With wine in his belly and a warm robe about him, he told his tale. “Men of Asan-Eridan began it,” he said.
“A girl of theirs, a favorite of the lord’s favorite bastard, caught the eye of a visitor. He was a man of little enough account, but he had kin in Asan-Sheian. He accosted the girl and raped her; her man caught him at it, and quite legally and rightly, if somewhat precipitously, saw to it that the outlander would never enjoy another woman. The culprit, turned loose, made his way back to Sheian, where his kin by then were weary of winter and eager for a diversion.
“That would have been little enough, sire, and easily dealt with. But my lord Omian is marriage-kin to Sheian’s lady, and he was there when the wounded man returned. He bound his own men to Sheian’s cause.

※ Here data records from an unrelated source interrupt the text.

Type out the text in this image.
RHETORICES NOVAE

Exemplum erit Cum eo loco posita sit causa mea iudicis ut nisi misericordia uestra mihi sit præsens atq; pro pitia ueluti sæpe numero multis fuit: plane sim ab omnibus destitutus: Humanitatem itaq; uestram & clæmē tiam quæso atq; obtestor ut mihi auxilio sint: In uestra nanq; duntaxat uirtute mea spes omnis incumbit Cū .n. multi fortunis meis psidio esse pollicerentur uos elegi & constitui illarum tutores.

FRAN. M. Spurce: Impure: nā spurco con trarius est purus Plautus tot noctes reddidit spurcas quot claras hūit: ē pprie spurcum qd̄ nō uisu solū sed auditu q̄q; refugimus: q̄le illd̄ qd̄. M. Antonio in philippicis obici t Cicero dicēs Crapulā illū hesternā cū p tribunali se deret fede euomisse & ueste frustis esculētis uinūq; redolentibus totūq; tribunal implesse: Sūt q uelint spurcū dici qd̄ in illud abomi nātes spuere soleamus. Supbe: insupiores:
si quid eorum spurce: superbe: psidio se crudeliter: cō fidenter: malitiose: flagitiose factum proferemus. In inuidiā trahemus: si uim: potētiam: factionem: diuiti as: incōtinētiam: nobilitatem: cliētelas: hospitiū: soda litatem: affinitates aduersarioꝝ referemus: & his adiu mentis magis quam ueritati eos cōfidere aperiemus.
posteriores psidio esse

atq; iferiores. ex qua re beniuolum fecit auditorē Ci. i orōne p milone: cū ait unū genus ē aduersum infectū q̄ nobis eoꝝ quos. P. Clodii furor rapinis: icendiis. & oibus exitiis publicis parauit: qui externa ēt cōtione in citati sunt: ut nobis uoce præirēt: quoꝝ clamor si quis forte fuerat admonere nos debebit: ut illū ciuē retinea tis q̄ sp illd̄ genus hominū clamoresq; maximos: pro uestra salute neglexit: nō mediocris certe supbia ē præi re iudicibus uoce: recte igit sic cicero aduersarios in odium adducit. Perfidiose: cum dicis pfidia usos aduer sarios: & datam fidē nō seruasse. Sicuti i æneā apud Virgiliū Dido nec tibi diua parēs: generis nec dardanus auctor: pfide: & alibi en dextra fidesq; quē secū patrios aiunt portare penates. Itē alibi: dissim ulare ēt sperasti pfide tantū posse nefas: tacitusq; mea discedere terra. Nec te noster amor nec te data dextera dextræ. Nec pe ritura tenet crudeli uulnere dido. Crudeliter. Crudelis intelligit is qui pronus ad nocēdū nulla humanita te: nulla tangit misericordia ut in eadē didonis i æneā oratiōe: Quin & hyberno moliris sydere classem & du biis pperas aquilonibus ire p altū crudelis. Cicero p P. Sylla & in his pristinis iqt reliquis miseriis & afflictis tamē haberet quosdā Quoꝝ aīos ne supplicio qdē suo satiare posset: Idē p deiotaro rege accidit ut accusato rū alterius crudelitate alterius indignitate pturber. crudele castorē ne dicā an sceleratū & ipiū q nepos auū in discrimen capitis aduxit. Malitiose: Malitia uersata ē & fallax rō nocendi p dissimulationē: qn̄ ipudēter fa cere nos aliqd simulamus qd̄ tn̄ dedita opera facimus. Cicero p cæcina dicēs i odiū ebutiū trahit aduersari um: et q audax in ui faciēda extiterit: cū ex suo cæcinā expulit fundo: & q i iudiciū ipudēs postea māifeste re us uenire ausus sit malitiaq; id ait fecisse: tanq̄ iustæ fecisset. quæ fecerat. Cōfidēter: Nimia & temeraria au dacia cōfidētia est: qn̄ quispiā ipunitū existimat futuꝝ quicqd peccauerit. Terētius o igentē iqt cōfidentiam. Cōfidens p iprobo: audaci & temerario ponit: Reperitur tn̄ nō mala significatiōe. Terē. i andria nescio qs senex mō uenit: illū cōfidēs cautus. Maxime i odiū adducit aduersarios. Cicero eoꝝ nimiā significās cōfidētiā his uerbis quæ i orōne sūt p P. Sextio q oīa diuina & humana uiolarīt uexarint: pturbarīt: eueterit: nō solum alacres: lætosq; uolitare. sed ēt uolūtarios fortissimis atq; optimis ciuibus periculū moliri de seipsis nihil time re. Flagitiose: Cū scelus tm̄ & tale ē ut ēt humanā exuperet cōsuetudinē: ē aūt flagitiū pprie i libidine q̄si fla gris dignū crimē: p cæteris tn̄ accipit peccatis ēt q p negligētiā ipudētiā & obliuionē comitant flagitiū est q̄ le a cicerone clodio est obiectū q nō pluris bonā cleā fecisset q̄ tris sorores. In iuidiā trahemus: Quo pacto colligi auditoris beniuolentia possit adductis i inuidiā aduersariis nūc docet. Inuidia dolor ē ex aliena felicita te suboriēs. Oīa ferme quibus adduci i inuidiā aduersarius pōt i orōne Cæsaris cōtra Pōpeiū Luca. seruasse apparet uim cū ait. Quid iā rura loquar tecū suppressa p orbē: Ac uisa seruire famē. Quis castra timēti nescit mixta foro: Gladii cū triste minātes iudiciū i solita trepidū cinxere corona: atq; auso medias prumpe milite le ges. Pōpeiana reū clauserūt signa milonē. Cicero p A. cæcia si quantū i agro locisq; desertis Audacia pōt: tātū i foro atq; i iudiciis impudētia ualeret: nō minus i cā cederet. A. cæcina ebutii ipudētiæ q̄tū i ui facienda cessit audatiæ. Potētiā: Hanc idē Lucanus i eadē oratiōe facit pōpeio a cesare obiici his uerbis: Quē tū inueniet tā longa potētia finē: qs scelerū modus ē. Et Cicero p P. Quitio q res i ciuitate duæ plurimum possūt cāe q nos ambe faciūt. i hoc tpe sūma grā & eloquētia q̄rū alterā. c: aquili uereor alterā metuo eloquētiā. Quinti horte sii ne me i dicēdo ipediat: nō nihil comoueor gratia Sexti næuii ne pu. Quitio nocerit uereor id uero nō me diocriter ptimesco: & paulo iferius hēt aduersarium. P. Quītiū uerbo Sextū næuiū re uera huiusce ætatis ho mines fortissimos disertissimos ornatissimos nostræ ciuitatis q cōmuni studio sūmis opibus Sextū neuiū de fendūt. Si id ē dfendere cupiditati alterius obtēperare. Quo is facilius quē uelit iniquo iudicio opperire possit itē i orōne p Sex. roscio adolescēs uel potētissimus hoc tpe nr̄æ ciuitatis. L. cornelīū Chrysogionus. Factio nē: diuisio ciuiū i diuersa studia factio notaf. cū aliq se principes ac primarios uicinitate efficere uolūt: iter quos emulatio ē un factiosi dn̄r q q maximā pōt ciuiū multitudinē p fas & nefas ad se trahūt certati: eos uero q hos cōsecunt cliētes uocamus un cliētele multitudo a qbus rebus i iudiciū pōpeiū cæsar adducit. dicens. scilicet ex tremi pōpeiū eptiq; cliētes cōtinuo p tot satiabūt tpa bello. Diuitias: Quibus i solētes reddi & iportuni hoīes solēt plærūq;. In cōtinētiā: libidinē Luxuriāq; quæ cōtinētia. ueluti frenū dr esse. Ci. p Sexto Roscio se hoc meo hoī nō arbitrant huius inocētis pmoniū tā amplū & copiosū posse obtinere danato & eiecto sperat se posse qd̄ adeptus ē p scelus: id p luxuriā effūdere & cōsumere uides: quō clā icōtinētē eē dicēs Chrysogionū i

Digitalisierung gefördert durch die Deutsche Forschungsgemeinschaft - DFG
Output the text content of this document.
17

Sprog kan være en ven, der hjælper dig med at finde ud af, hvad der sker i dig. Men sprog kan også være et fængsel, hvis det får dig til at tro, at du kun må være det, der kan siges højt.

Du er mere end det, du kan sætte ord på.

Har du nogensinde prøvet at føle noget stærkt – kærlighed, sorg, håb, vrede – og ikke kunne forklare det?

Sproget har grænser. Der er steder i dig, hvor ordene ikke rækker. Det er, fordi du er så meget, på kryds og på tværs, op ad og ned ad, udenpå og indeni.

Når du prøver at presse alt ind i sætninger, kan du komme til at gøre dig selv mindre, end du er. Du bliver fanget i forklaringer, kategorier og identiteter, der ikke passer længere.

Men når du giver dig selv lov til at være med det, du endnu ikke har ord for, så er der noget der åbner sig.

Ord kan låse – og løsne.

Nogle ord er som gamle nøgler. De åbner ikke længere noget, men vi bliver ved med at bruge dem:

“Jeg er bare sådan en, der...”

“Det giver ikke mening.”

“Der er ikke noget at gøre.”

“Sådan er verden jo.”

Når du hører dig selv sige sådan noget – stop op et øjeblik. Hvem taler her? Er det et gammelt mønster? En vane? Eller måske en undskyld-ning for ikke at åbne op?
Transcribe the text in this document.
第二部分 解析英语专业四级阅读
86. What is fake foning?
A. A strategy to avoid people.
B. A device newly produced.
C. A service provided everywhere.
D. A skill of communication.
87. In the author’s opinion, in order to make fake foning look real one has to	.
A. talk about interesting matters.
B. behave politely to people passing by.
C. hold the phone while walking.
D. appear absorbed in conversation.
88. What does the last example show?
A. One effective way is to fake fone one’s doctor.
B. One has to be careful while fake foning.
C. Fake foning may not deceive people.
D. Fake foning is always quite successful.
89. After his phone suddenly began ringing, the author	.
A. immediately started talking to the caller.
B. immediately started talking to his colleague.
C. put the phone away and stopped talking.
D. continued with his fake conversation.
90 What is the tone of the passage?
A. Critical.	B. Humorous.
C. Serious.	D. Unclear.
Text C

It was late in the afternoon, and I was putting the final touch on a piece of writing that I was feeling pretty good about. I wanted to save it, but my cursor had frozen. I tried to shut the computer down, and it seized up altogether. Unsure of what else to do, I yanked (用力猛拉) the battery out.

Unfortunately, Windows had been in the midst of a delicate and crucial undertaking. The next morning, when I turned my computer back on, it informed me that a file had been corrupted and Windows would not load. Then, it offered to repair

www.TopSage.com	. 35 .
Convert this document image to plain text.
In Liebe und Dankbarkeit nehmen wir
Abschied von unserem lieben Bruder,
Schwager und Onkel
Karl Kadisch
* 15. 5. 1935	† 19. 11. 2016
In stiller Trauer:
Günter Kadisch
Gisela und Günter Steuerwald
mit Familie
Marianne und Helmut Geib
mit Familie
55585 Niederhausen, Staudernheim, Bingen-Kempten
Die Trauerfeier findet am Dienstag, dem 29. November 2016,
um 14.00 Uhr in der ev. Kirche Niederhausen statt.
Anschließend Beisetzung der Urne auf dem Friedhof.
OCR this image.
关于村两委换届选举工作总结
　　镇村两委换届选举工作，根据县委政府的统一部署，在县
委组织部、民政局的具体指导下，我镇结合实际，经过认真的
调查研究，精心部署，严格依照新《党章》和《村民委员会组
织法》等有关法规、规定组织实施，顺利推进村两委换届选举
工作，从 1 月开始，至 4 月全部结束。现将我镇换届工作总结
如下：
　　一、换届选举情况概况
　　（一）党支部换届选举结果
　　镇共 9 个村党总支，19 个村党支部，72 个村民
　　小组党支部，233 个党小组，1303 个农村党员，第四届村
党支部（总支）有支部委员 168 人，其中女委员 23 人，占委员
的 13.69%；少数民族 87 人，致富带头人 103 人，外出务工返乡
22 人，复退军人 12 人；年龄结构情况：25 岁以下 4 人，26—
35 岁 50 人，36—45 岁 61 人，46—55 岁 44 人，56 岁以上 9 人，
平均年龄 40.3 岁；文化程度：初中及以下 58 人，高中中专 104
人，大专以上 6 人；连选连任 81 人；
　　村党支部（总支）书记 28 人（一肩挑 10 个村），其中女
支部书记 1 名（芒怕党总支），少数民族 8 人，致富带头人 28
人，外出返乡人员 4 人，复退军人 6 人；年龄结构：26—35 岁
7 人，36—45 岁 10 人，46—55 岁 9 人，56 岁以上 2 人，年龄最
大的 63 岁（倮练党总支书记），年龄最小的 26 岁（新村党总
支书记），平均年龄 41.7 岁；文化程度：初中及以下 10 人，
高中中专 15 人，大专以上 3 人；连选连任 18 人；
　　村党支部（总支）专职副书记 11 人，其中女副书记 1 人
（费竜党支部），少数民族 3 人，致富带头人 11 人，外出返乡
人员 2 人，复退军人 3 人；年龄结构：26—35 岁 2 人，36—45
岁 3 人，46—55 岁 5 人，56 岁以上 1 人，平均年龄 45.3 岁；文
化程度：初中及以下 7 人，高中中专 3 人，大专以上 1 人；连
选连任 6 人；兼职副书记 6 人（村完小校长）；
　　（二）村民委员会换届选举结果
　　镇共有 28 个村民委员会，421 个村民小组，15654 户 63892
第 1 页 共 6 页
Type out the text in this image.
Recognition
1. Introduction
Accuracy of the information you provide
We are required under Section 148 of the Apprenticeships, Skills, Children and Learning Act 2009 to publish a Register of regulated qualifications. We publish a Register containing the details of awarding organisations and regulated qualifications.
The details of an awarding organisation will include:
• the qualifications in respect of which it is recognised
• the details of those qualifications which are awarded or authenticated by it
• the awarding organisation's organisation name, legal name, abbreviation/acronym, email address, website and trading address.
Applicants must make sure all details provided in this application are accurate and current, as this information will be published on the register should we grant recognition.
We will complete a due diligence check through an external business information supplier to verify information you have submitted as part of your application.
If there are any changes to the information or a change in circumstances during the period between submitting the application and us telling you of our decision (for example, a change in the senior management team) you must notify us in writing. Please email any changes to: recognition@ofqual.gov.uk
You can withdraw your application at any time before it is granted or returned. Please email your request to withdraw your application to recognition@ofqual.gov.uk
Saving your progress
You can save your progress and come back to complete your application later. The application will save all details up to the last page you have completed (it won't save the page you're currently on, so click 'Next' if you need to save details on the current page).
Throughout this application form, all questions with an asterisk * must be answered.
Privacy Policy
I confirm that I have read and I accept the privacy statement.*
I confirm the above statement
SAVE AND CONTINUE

“Now Eridan lies near Ebros’ border, and has close ties of alliance and kinship with a handful of its Ebran neighbors. Faced with Luian’s troops, Eridan’s lord called on his friends. And now we have the beginnings of a healthy war.”
He left his seat to kneel before Mirain. “We would not trouble you, Sunborn. But my lord is old and his heir is not minded to make peace, and of the rest of the sons, most have arrayed themselves with the younger lord to rouse war against Ebros. Before the end, Ashan may well turn upon Ashan, and fight as fiercely within as without.” The man clasped his hands in formal pleading. “Majesty, if this small fragment of your great empire is of any worth to you, we beg you, aid us in our trouble.”
Mirain looked down at the messenger. Elian knew that look: dark, level, and utterly unreadable. She had seen high lords flinch before it.
This man was no lord, of blood or of spirit. He crouched on the floor, shielding his head with his hands. But he had the strength to cry, “Sunborn! By your father’s name, give us your aid.”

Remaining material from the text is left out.